Do The Right Thing – Lawyers Permitting

It is unusual to feel sympathy for a big oil company, especially one responsible for a major environmental disaster.

However, it is in everyone’s interest to resist any attempt by politicians to turn business into a scapegoat for their own failures. This is the subtext of a lot of the criticism, coming from politicians of both major parties in the United States, of BP’s failure to clean up a major oil spill off the Gulf Coast.

After all, it was the Obama Administration which recently approved an expansion of coastal drilling – a policy long advocated by most of the Administration’s Republican opponents – which was bound to make an environmental catastrophe statistically more likely.
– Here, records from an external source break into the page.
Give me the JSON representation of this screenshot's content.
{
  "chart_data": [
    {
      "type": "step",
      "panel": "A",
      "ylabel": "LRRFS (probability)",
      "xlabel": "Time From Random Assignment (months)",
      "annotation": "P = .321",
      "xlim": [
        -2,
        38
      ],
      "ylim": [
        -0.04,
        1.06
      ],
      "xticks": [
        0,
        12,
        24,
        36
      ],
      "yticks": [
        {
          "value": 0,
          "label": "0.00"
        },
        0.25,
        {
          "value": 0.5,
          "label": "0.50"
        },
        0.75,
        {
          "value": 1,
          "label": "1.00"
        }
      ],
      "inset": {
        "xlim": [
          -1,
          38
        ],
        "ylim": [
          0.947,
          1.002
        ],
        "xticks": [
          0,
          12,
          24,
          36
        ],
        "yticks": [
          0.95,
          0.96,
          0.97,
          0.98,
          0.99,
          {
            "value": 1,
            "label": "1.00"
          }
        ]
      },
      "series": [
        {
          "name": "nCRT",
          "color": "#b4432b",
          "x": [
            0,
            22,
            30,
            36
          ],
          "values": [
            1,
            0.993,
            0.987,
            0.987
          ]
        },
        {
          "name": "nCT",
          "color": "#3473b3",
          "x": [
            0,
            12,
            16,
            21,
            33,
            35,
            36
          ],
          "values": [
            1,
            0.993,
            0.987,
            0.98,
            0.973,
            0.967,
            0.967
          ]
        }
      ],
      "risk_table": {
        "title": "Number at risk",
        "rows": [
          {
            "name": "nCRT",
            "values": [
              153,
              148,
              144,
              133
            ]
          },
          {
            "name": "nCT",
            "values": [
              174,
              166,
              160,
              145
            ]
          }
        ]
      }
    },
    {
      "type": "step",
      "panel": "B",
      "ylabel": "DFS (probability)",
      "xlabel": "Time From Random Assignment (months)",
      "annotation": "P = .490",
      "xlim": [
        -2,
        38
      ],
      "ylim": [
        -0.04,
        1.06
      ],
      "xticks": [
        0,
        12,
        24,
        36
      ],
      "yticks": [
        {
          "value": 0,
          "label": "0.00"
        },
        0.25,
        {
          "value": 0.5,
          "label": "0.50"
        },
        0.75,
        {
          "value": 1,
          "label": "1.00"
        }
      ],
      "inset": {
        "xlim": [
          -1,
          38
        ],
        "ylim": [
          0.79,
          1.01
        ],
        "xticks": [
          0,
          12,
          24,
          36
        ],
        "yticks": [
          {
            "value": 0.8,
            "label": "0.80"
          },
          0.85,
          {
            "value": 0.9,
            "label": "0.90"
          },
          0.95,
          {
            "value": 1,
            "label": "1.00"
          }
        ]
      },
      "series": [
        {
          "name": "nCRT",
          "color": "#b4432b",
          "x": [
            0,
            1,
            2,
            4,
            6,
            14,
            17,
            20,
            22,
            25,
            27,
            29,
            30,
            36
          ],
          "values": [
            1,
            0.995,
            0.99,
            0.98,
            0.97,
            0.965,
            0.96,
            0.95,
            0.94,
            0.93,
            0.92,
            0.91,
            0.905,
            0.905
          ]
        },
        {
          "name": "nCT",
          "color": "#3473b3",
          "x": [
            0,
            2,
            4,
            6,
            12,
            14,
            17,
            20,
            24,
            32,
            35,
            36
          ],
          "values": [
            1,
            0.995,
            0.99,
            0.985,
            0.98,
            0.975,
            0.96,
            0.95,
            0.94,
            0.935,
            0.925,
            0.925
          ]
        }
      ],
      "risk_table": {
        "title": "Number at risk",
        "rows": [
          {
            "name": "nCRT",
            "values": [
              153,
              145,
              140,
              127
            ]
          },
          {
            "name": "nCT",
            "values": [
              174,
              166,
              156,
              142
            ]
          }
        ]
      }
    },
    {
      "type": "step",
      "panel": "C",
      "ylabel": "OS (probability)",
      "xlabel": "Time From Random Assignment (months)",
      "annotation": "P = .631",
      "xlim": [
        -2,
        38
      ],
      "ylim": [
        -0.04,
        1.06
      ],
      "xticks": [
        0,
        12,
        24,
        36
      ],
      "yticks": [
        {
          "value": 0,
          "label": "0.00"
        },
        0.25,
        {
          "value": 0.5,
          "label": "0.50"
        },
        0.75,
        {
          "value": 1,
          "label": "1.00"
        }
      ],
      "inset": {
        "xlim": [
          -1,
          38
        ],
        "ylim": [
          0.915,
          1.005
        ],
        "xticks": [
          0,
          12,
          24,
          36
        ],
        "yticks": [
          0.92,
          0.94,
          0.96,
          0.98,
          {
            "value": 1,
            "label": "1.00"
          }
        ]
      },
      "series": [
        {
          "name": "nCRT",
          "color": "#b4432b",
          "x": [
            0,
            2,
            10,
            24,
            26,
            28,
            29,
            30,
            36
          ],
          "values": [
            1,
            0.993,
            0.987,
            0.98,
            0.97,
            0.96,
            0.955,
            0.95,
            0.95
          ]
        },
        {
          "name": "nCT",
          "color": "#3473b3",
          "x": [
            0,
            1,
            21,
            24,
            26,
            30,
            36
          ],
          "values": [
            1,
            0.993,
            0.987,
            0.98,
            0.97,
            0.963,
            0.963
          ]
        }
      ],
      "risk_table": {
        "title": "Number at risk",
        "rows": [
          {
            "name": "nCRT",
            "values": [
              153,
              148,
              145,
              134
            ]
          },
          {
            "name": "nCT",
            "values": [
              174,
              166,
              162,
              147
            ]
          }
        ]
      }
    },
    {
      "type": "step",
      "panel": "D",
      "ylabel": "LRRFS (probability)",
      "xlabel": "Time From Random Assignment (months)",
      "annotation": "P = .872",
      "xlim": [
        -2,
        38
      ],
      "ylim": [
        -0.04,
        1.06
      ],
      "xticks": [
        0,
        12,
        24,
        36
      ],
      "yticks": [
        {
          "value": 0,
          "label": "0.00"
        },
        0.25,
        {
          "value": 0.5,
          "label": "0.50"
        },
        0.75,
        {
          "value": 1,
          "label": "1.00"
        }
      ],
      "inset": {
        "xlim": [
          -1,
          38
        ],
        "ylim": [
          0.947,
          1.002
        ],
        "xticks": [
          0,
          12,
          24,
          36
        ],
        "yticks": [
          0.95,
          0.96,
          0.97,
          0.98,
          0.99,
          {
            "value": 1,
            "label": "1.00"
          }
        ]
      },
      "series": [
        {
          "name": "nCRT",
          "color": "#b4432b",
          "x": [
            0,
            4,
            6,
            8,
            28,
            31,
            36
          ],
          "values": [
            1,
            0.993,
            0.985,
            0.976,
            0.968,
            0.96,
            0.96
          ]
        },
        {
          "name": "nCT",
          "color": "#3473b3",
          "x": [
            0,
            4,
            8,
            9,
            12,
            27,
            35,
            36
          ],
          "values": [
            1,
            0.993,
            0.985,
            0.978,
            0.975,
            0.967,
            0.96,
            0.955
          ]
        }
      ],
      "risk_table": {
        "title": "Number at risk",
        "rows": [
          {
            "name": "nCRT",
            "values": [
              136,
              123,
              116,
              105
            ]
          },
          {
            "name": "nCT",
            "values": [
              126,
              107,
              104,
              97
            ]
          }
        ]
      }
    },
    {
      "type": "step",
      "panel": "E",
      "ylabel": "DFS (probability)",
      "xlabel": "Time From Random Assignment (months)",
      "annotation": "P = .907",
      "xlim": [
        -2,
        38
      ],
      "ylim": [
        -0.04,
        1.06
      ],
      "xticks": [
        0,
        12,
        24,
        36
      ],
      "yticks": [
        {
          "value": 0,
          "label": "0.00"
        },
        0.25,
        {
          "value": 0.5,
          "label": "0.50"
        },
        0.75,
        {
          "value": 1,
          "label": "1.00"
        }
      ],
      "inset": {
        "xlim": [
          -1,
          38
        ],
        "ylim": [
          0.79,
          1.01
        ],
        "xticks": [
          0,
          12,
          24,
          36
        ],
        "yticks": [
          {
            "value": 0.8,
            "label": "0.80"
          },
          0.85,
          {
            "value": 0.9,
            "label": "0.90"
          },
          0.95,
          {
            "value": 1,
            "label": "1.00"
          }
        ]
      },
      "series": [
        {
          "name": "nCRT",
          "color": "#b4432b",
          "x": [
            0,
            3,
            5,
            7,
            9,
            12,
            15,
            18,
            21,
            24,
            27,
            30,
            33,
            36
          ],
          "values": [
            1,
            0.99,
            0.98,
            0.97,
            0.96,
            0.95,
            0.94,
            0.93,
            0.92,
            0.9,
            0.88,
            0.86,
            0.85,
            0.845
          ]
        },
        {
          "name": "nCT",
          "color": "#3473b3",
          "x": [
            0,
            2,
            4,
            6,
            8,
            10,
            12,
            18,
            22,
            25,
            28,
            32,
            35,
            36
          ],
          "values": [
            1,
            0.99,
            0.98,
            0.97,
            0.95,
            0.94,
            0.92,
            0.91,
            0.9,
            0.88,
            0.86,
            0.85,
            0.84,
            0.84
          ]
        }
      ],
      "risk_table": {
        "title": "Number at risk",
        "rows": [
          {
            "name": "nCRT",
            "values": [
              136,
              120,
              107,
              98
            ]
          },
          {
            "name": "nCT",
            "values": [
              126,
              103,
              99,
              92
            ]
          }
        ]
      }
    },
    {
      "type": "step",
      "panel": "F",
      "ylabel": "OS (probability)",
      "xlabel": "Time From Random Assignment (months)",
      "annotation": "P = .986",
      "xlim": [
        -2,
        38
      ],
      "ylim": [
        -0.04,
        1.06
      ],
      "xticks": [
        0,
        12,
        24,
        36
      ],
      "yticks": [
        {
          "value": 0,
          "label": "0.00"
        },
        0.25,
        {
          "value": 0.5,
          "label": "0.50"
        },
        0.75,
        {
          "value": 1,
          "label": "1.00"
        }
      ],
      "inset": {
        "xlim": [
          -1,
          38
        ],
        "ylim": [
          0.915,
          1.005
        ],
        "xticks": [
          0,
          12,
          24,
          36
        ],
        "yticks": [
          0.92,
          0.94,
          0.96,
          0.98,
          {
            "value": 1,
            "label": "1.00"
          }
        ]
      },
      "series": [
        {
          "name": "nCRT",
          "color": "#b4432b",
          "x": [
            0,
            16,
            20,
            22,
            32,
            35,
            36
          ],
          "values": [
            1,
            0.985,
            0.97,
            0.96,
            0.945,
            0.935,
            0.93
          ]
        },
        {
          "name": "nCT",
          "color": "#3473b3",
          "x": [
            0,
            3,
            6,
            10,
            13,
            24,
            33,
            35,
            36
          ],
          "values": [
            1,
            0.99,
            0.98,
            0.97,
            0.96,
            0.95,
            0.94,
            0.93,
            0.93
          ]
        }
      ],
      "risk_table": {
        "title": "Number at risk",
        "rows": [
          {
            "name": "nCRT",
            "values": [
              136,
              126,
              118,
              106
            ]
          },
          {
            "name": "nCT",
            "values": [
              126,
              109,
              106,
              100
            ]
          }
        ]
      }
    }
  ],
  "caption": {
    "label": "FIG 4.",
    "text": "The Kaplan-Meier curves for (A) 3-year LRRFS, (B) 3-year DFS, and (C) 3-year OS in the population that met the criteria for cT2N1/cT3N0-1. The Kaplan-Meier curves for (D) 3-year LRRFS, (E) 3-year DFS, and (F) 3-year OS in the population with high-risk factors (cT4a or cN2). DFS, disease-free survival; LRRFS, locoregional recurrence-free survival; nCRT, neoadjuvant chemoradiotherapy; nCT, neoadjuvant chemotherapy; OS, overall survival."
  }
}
Unlike the politicians, BP accepted responsibility for the disaster – and for clearing it up – almost immediately. BP’s efforts to date appear to have been sincere and honourable, albeit less than completely successful. They have spent a great deal of money trying various methods to deal with the situation. Certainly there are no serious suggestions coming from their political critics of alternative methods that would work better.

This is why, for all the hot air about the Federal government taking control of the clean up, the better informed people in the government have been happy to leave it to BP. They know they could do nothing that BP are not doing already. It would simply become their problem, not BP’s, and they would lose the option of having BP to blame for any subsequent failures.

Moreover, if the Feds did take over, when success finally comes – as it will, eventually, irrespective of who is “in charge” – they would get little credit for it, because voters would then ask why they did not take charge from Day One.

So BP are left holding the baby, and getting criticised for it by the very people who are partly responsible for that unwanted child but do not want to get involved.

The lesson here for entrepreneurs is a depressing one. Most of us are entrepreneurs because we like the idea of taking responsibility. Yet it seems the most practical thing to do is to avoid it if and when a crisis occurs. Get the lawyers in. Admit nothing. If government starts to complain, let them take over, so you can sue them later rather than have them sue you.

This is hardly honourable, but such is the business environment is which we now live. We wish it were otherwise.